Since the creation of the first industrial electric motors, manufacturers have been developing technology to produce better motors that use the least amount of energy possible. While perhaps increasing the efficiency of electric motors is not a relatively new phenomenon, the last several decades of technological advancements in motors as well as manufacturing methods have vastly improved their efficiency. As the energy crisis of the 1970s peaked, the manufacturing sector began looking for better ways to save energy. What it discovered was that electric motors were consuming the lion’s share of electricity in industrial facilities. While the news of the day reported about oil shortages and compact-car development, electric motor manufacturers were quietly getting better at producing motors that consumed less electricity.
When these high efficiency and premium efficient motors entered the marketplace, organizations such as NEMA (National Electrical Manufacturers Association) and CEE (Consortium for Energy Efficiency) worked with manufacturers to develop standard levels of efficiency. These standards were later adopted by the U.S.’s Department of Energy (DOE) as the benchmark for the Energy Policy Act of 1992 (EPAct), which went into effect October 1997. This law mandated that general-purpose TEFC (totally enclosed fan cooled) and ODP (open drip proof) motors, one to 200 horsepower (HP), were required to meet the energy efficient table as defined by NEMA MG 1, Table 12-11.
Both the U.S. and Canada require motors to be tested for efficiency in a certified lab using specific test procedures, such as IEEE 112 Method B or CSA 390. Most NEMA members have their test labs certified. Although the IEC test method IEC 60034-2-1 has been harmonized with the IEEE and CSA methods, the E.U. does not require a certified test lab.
The most recent energy law, which broadened the scope of EPAct in the United States, was the Energy Independence and Security Act of 2007 (EISA). This new law went into effect on Dec. 19, 2010. The Canadian version of this law, enacted by Natural Resources Canada (NRCan), went into effect on April 12, 2012. These new laws brought the original one-to-200 HP, 2-4-6 pole motors from the energy efficient levels of table 12-11 up to the premium efficient levels of Table 12-12. A second group of motors was also added under this new legislation, which includes U-frame motors, close-coupled pump motors, footless motors, and eight-pole motors, to name a few.
Understanding the laws and which motors are required to meet them is most of the battle. When one has developed a familiarity with these laws and what they mean, including the motor efficiency tables, it’s a matter of checking this information against the motor manufacturer’s nameplate to identify a motor’s efficiency. It is important to note that if a motor was purchased and installed prior to the implementation of the energy law, the motor only had to meet the requirements of any law in place during the time of installation. If an old motor were to fail, it can be repaired — but one must count the cost and decide if it would be more beneficial to invest the money toward a new, efficient motor. Additionally, if one has a motor in stock that was built prior the energy bill, the motor is also good to use as long as it was in the country prior to the energy bill implementation.

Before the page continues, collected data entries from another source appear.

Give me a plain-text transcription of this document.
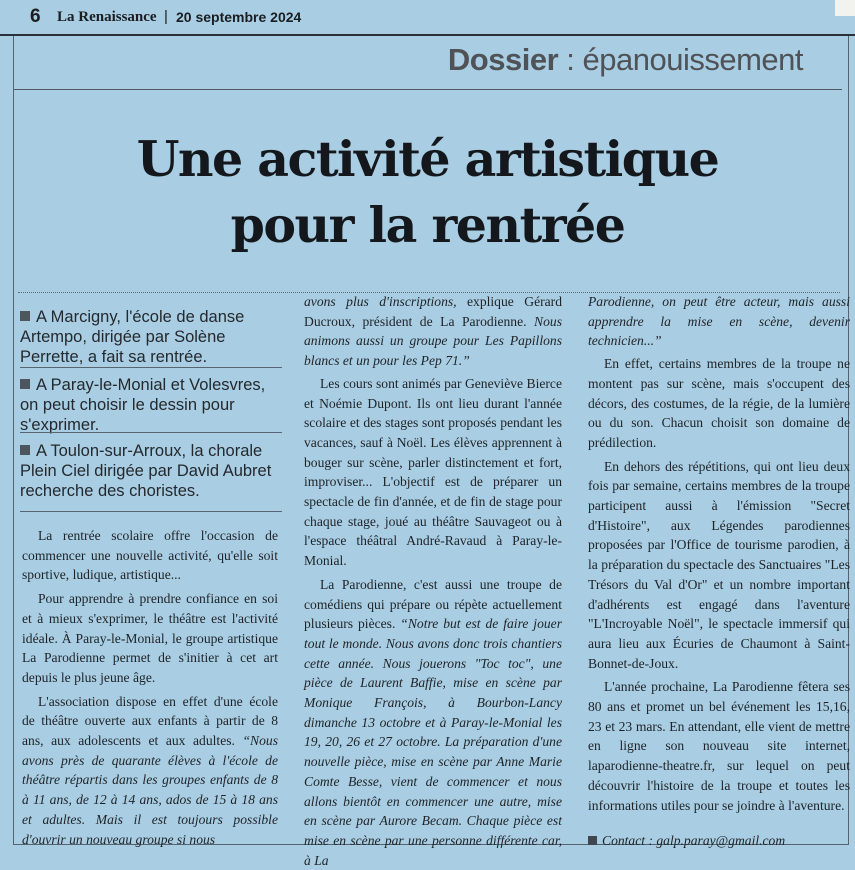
6 La Renaissance | 20 septembre 2024
Dossier : épanouissement
Une activité artistique
pour la rentrée
A Marcigny, l'école de danse Artempo, dirigée par Solène Perrette, a fait sa rentrée.
A Paray-le-Monial et Volesvres, on peut choisir le dessin pour s'exprimer.
A Toulon-sur-Arroux, la chorale Plein Ciel dirigée par David Aubret recherche des choristes.

La rentrée scolaire offre l'occasion de commencer une nouvelle activité, qu'elle soit sportive, ludique, artistique...

Pour apprendre à prendre confiance en soi et à mieux s'exprimer, le théâtre est l'activité idéale. À Paray-le-Monial, le groupe artistique La Parodienne permet de s'initier à cet art depuis le plus jeune âge.

L'association dispose en effet d'une école de théâtre ouverte aux enfants à partir de 8 ans, aux adolescents et aux adultes. “Nous avons près de quarante élèves à l'école de théâtre répartis dans les groupes enfants de 8 à 11 ans, de 12 à 14 ans, ados de 15 à 18 ans et adultes. Mais il est toujours possible d'ouvrir un nouveau groupe si nous

avons plus d'inscriptions, explique Gérard Ducroux, président de La Parodienne. Nous animons aussi un groupe pour Les Papillons blancs et un pour les Pep 71.”

Les cours sont animés par Geneviève Bierce et Noémie Dupont. Ils ont lieu durant l'année scolaire et des stages sont proposés pendant les vacances, sauf à Noël. Les élèves apprennent à bouger sur scène, parler distinctement et fort, improviser... L'objectif est de préparer un spectacle de fin d'année, et de fin de stage pour chaque stage, joué au théâtre Sauvageot ou à l'espace théâtral André-Ravaud à Paray-le-Monial.

La Parodienne, c'est aussi une troupe de comédiens qui prépare ou répète actuellement plusieurs pièces. “Notre but est de faire jouer tout le monde. Nous avons donc trois chantiers cette année. Nous jouerons "Toc toc", une pièce de Laurent Baffie, mise en scène par Monique François, à Bourbon-Lancy dimanche 13 octobre et à Paray-le-Monial les 19, 20, 26 et 27 octobre. La préparation d'une nouvelle pièce, mise en scène par Anne Marie Comte Besse, vient de commencer et nous allons bientôt en commencer une autre, mise en scène par Aurore Becam. Chaque pièce est mise en scène par une personne différente car, à La

Parodienne, on peut être acteur, mais aussi apprendre la mise en scène, devenir technicien...”

En effet, certains membres de la troupe ne montent pas sur scène, mais s'occupent des décors, des costumes, de la régie, de la lumière ou du son. Chacun choisit son domaine de prédilection.

En dehors des répétitions, qui ont lieu deux fois par semaine, certains membres de la troupe participent aussi à l'émission "Secret d'Histoire", aux Légendes parodiennes proposées par l'Office de tourisme parodien, à la préparation du spectacle des Sanctuaires "Les Trésors du Val d'Or" et un nombre important d'adhérents est engagé dans l'aventure "L'Incroyable Noël", le spectacle immersif qui aura lieu aux Écuries de Chaumont à Saint-Bonnet-de-Joux.

L'année prochaine, La Parodienne fêtera ses 80 ans et promet un bel événement les 15,16, 23 et 23 mars. En attendant, elle vient de mettre en ligne son nouveau site internet, laparodienne-theatre.fr, sur lequel on peut découvrir l'histoire de la troupe et toutes les informations utiles pour se joindre à l'aventure.

Contact : galp.paray@gmail.com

The energy efficiency laws in the U.S. and Canada are for both motors sold in commerce and motors embedded in machinery. If a company is importing a machine using covered electrical motors, those motors must be compliant with the laws. Identifying and understanding the information on motor nameplates can be a bit tricky, especially given the fact all motor nameplates do not always look the same. Two of the main things to look for are the NEMA nominal efficiency and the Certified Compliant (CC) mark for the U.S. and an NRCan mark for Canada. As other countries adopt Minimum Efficiency Performance Standards (MEPS), specific approvals and markings may be required.
The NEMA nominal efficiency is the nominal efficiency as defined by the NEMA tables for a particular motor enclosure, size and speed. This efficiency is expressed in a percentage. For instance, if a motor’s efficiency is labeled as 91-per-cent efficient, then that means the motor will convert 91 per cent of the electrical energy into mechanical energy, resulting in nine per cent of losses due to heat and other factors. For each NEMA nominal efficiency in the tables there is a NEMA guaranteed minimum efficiency based on a 10-per-cent variance in losses as shown in table 12-10. The CC mark is the number provided to each motor manufacturer after their motor line has been approved by the DOE. If this number is not present on the motor, it could be because that particular motor is exempt from law, was built prior to the law, or has not been properly submitted to the DOE for approval. Another distinguishable feature to look for on motor nameplates is the NEMA Premium logo. Although this logo is a registered trademark of NEMA, motor manufacturers can receive the license from NEMA to use this logo on their nameplates and marketing materials. One of the requirements of NEMA Premium usage is for the manufacturer to annually submit their line of motors for efficiency testing to a certified third-party lab facility.
If questions or concerns arise related to identifying the proper motor for an application, especially in regards to efficiency, one should contact their local motor sales representative. Any reputable manufacturer should be more than happy to back up their motor line with whatever data is necessary to demonstrate their performance. As the old saying goes, if something sounds too good to be true, it probably is.